LITTLEHAMPTON could be in line for a new £14.3m leisure centre and pool in the wake of Britain’s Olympic legacy.
Consultants are recommending the impressive new facility as part of a wide-ranging leisure strategy for Arun District Council, covering the next decade and beyond.
They suggest part or all of the existing Littlehampton Swimming and Sports Centre site on the seafront should be sold off for development, to generate up to £6m which could then be ploughed into a new complex fit for the 21st century.
Selling off the whole site would enable an entirely new centre to be built at The Littlehampton Academy, which would use the facility during school hours.
A second option is to dispose of part of the site and use the proceeds for a £3.2m refurbishment of the existing centre.
However, while sport looks like being a winner in the leisure stakes, Littlehampton’s Windmill Entertainment Centre appears to be even more under threat of closure, although Arun has been quick to insist that no decisions have been taken on any of the suggestions in the report by consultants Colliers International.
On Monday the council launches a public consultation which continues until October 5, giving residents the chance to find out more themselves about what Arun sees as “exciting” opportunities to transform sports, leisure and cultural facilities in the district.
The Colliers’ report is a second draft, sharpening its focus after an initial broad-brush view of the existing facilities and made some preliminary recommendations.

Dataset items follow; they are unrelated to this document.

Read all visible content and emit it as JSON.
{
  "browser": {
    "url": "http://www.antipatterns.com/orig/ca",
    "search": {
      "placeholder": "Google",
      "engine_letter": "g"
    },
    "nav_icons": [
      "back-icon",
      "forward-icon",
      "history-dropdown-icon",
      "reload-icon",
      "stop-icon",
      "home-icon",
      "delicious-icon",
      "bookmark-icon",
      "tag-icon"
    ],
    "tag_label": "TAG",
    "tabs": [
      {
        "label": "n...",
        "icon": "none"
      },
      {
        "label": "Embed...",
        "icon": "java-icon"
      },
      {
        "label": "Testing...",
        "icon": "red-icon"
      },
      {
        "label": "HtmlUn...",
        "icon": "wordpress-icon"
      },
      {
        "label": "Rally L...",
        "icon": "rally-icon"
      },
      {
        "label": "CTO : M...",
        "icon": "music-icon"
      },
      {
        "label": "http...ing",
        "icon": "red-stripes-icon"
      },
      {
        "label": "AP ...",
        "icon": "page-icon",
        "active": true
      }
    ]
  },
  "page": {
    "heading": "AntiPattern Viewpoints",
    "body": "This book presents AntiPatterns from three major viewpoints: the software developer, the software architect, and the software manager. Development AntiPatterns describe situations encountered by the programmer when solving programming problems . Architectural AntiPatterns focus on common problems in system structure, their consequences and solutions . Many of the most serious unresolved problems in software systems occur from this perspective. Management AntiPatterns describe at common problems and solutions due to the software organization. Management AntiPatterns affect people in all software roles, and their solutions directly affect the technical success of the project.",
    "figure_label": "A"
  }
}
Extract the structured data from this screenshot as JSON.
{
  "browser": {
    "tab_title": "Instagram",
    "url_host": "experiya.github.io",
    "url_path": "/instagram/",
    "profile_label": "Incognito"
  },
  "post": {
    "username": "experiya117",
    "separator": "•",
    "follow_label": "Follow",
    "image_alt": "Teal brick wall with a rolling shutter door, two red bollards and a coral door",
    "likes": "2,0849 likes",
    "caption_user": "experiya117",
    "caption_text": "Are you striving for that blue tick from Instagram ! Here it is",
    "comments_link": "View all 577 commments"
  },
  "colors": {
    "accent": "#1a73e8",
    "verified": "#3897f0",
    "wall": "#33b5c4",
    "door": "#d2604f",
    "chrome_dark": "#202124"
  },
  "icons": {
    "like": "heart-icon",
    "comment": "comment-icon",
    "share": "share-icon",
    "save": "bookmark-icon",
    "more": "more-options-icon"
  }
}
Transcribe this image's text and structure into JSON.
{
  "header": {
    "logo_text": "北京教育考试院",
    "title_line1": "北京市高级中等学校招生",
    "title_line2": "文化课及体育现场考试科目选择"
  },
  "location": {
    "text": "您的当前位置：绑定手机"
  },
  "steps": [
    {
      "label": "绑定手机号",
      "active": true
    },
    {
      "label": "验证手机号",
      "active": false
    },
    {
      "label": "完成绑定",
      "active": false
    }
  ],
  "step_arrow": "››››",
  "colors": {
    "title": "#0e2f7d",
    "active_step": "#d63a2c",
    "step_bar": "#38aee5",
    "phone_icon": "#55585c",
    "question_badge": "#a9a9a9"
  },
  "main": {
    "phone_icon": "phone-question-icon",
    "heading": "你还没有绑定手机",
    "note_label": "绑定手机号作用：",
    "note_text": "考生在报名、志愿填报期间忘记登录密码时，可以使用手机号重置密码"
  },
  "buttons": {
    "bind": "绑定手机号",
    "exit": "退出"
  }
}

Key features of the new draft include:
• the two options for a new swimming/leisure centre in Littlehampton;
• redevelopment of the Windmill Entertainment Centre site to create a high quality water play area for all ages, and/or skate bowl, together with a hotel and seaview restaurant and bar;
• it is suggested that music and drama groups currently using the Windmill could switch either to The Littlehampton Academy’s drama studio or to a new theatre development at Bognor;
• a £3.6m refurbishment of Arun Leisure Centre at Felpham;
• improving cycling across the district and making Arundel more pedestrian-friendly.
Philippa Dart, Arun’s assistant director of environmental services, said: “We are looking at (Olympic) legacy here, at the health of Arun’s residents for the future.”
Spelling out the threat to the Windmill, a consultation leaflet being distributed by Arun states: “The Windmill is in need of significant investment and figures show its use is low, which creates a huge demand for subsidy from local council tax payers.”
Arun chief executive Nigel Lynn admitted that, ideally, he would like to see the council’s leisure facilities run at no cost to council tax payers, and hinted that when the leisure contract, currently run by Inspire Leisure, came up for renewal in three years’ time, the terms would be more stringent.
Councillor Paul Dendle, Arun cabinet member responsible for tourism, said: “I urge people not to miss their opportunity to have their say on this draft strategy.
“We are committed to ensuring that the council’s approach to leisure and culture meets the needs and aspirations of those who live, work in and visit Arun.”
Feedback from the consultation will help Arun’s councillors decide the next steps, with a final strategy drawn up in the autumn, to be adopted by the council in January.